To me the only one which makes any sense (and is supported by reality) is scientific evolution. There is zero evidence for any sort of theistic or deistic influence in evolution (nor for religion at all for that matter).

But I can accept theistic evolutionists only in as much as they believe in what science has proven, and have a belief about the reasons which mean nothing to me - but the other two are just so incredibly impossible and counter-indicated by science and reality to be completely ridiculous.

C. L. Hanson said...

I think you're a little off on the most conservative Mormon belief:

Mormonism historically divides the age of the Earth into thousand-year-long "dispensations" -- corresponding to days on Kolob (see the PoGP). So each of the days of the Genesis creation story (according to Mormon belief) is one thousand years long. I'm sure you've heard Mormons talk about what's going to happen in "the Millennium". The Millennium is the final dispensation in the LDS Plan of Salvation.
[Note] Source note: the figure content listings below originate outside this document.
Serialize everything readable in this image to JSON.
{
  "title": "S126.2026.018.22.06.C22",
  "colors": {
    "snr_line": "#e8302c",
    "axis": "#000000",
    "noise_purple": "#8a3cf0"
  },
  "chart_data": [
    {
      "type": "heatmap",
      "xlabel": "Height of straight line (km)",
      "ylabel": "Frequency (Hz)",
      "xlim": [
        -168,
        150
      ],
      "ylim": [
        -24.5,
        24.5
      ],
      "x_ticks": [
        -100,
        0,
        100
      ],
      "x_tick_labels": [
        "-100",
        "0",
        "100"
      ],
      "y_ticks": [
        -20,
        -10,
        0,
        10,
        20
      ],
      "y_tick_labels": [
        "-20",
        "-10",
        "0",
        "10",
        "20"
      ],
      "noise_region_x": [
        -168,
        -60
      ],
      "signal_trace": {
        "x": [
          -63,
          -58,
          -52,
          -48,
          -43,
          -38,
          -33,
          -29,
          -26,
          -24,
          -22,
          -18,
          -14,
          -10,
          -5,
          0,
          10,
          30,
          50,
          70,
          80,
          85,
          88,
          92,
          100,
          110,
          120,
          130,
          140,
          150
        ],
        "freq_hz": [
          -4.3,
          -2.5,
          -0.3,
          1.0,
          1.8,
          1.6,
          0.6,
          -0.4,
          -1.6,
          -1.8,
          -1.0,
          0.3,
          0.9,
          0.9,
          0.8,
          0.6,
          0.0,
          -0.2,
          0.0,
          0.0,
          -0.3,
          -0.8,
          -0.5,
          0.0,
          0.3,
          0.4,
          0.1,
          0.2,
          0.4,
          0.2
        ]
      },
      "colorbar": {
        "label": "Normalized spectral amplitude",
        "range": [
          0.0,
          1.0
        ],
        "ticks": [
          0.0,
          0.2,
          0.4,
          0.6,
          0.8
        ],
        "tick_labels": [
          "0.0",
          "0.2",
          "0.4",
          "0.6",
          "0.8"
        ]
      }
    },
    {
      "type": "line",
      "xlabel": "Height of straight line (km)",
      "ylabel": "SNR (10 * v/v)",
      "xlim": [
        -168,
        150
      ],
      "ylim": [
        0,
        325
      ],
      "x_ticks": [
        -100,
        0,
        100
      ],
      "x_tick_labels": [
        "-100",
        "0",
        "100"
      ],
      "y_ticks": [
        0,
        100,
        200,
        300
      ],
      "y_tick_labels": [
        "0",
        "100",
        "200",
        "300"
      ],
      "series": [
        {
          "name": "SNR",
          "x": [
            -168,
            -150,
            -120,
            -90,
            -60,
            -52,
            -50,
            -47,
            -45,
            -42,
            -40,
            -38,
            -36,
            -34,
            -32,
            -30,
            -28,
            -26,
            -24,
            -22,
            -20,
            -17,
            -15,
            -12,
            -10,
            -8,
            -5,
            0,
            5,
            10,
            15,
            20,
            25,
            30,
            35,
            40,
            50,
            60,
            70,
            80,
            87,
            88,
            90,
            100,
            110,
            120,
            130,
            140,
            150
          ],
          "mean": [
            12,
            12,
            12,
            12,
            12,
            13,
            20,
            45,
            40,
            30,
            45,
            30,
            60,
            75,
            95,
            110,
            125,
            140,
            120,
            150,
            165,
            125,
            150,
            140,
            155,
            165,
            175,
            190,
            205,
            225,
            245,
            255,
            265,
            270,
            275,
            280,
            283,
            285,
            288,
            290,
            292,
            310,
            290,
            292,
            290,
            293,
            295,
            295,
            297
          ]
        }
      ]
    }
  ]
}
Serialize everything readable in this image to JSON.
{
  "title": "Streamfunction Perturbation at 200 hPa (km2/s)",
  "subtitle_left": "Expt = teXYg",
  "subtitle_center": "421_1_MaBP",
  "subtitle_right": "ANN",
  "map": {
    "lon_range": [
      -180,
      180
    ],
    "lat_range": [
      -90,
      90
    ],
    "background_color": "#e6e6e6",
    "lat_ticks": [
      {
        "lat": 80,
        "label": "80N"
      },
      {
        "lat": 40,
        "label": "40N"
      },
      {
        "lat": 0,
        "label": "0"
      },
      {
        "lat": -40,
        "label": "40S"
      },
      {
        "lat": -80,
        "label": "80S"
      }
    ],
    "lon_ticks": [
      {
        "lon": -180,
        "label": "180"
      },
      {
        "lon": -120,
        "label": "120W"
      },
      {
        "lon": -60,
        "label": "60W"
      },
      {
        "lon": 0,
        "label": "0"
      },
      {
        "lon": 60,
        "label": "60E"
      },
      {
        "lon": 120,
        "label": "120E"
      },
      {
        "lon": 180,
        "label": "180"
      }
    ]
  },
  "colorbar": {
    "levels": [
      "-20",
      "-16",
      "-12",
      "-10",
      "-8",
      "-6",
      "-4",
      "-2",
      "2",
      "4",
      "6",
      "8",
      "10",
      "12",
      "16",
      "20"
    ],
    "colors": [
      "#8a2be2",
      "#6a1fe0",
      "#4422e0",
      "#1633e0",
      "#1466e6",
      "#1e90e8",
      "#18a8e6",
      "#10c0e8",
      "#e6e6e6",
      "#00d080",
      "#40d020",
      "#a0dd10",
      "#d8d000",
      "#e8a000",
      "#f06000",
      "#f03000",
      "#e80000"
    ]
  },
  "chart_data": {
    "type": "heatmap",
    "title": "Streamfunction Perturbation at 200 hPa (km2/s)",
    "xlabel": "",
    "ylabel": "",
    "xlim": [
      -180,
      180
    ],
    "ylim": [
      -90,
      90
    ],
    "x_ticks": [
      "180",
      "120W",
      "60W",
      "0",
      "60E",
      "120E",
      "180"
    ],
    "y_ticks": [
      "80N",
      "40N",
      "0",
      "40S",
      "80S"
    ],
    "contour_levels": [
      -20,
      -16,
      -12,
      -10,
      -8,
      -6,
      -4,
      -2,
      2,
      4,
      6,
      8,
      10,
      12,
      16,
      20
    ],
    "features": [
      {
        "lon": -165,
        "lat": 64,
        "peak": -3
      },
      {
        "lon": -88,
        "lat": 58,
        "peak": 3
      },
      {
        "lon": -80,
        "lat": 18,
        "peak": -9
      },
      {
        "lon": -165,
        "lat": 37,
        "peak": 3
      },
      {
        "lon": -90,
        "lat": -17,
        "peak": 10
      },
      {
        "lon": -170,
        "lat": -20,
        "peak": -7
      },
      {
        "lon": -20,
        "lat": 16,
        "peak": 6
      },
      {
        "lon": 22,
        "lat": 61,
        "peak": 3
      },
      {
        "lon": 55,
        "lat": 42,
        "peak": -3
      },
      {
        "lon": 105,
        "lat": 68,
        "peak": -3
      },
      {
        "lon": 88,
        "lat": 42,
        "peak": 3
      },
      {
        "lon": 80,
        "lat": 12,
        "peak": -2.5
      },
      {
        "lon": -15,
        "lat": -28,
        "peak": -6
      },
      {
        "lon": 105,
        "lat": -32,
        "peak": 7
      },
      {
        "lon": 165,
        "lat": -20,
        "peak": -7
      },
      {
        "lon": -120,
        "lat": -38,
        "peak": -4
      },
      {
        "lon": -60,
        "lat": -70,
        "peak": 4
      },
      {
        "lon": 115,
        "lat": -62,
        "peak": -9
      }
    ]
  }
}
So a Mormon Young Earth Creationist would say the Earth is about twelve or thirteen thousand years old. The six thousand year figure (with creation taking six Earth days) is the fundamentalist Christian version.

I sorry to be making a nit-picky point, but it's interesting to me to see how ideas that were once key elements of Mormon theology have been de-emphasized to the point where lifelong Mormons are only fleetingly aware of them.

Sabayon said...

This is perhaps a reflection of growing up outside the corridor, but I don't actually know any Mormon young earth creationists (I'm sure they are out there though). Most people I've talked to have some sort of vague combination of theistic evolution and old-earth creationism. That is most people I've talked to about it believe God did more than set evolution in motion, and this "more" would have taken the basic shape of the Genesis story but they do accept evolution as true.